In the meantime, though, it is possible to find in the research literature a few suggestions for how to at least dilute the disappointment of the electorate. Psychologists categorize feelings as either ”approach” emotions like hope--and, interestingly, anger--that impel us toward the object of our emotion, or ”avoidance” motivations like fear or disgust that drive us away. Hope and anger feel very different, but at the most fundamental level, both emotions send us toward the thing that incited them.

According to Markman, disappointment, because it is deflated hope, is essentially an approach emotion, just a very low-energy one. This suggests that the way to motivate disappointed voters isn’t to try to scare them with the specter of conservative control of the country, as many Democratic candidates are doing.

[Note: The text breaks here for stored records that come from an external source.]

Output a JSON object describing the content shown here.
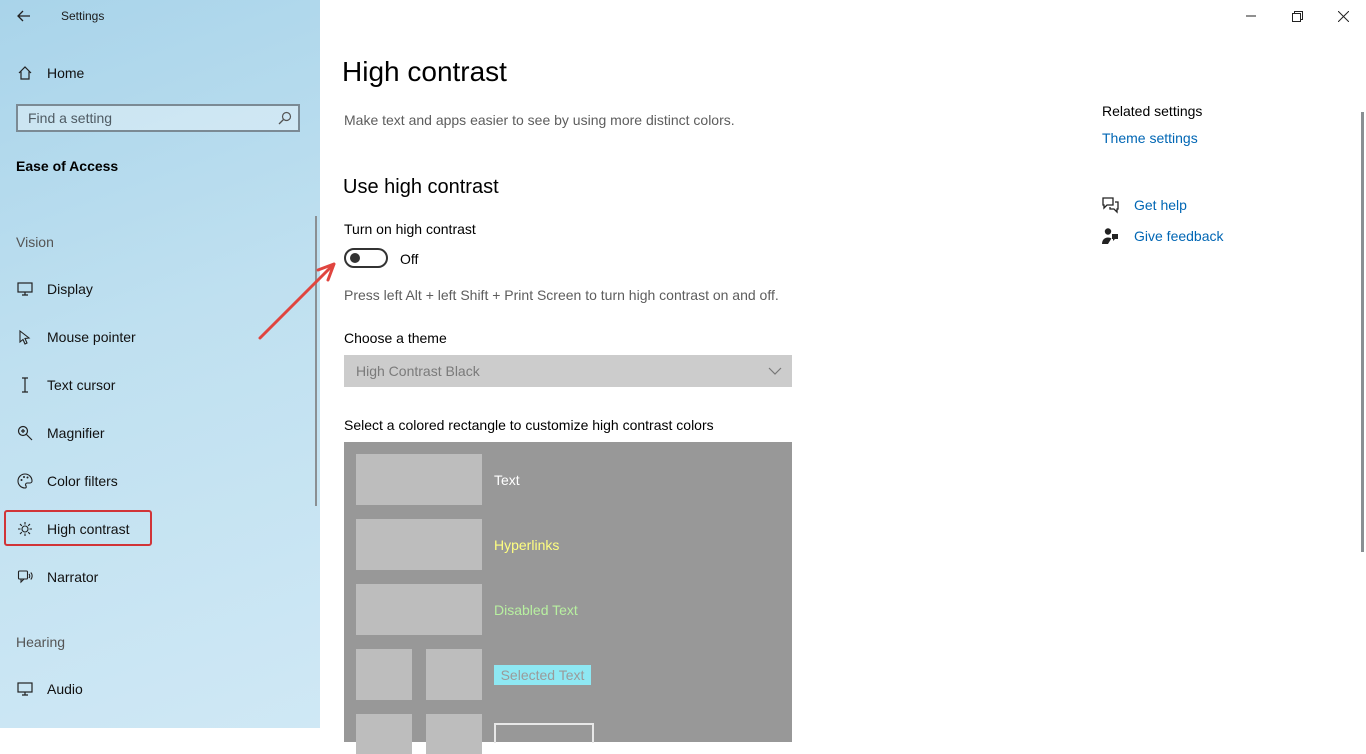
{
  "window": {
    "title": "Settings",
    "controls": {
      "minimize": "minimize",
      "restore": "restore",
      "close": "close"
    }
  },
  "sidebar": {
    "home": {
      "label": "Home",
      "icon": "home-icon"
    },
    "search": {
      "placeholder": "Find a setting",
      "icon": "search-icon"
    },
    "category": "Ease of Access",
    "vision_heading": "Vision",
    "items": [
      {
        "label": "Display",
        "icon": "display-icon"
      },
      {
        "label": "Mouse pointer",
        "icon": "mouse-pointer-icon"
      },
      {
        "label": "Text cursor",
        "icon": "text-cursor-icon"
      },
      {
        "label": "Magnifier",
        "icon": "magnifier-icon"
      },
      {
        "label": "Color filters",
        "icon": "color-filters-icon"
      },
      {
        "label": "High contrast",
        "icon": "high-contrast-icon",
        "selected": true
      },
      {
        "label": "Narrator",
        "icon": "narrator-icon"
      }
    ],
    "hearing_heading": "Hearing",
    "hearing_items": [
      {
        "label": "Audio",
        "icon": "audio-icon"
      }
    ],
    "highlight_color": "#d13438"
  },
  "main": {
    "title": "High contrast",
    "description": "Make text and apps easier to see by using more distinct colors.",
    "section_title": "Use high contrast",
    "toggle": {
      "label": "Turn on high contrast",
      "state": "Off"
    },
    "shortcut_hint": "Press left Alt + left Shift + Print Screen to turn high contrast on and off.",
    "theme": {
      "label": "Choose a theme",
      "selected": "High Contrast Black"
    },
    "palette": {
      "label": "Select a colored rectangle to customize high contrast colors",
      "entries": [
        {
          "label": "Text",
          "color": "#ffffff"
        },
        {
          "label": "Hyperlinks",
          "color": "#ffff80"
        },
        {
          "label": "Disabled Text",
          "color": "#b8f0a0"
        },
        {
          "label": "Selected Text",
          "color": "#8ee8f3"
        }
      ]
    }
  },
  "related": {
    "title": "Related settings",
    "theme_settings": "Theme settings",
    "get_help": "Get help",
    "give_feedback": "Give feedback",
    "link_color": "#0066b4"
  },
  "annotation": {
    "arrow_color": "#e0453f"
  }
}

The way to reach these people is, somehow, to reinspire them, to give them a vision of the future that gets them into the voting booth again. Jaded as they may have become, the only hope for reaching these voters is hope itself.

”When you’re trying to appeal to the disappointed Democratic base, the messages still have to maintain some sort of approach focus, focusing on what remains to be done, trying to generate enthusiasm for what has been achieved and what can be achieved,” Markman argues.

With little good news to point to, that would be a difficult trick to pull off. And, of course, if raising hopes did work, voters may have still more disappointment looming in their future.

Drake Bennett is the former staff writer for Ideas.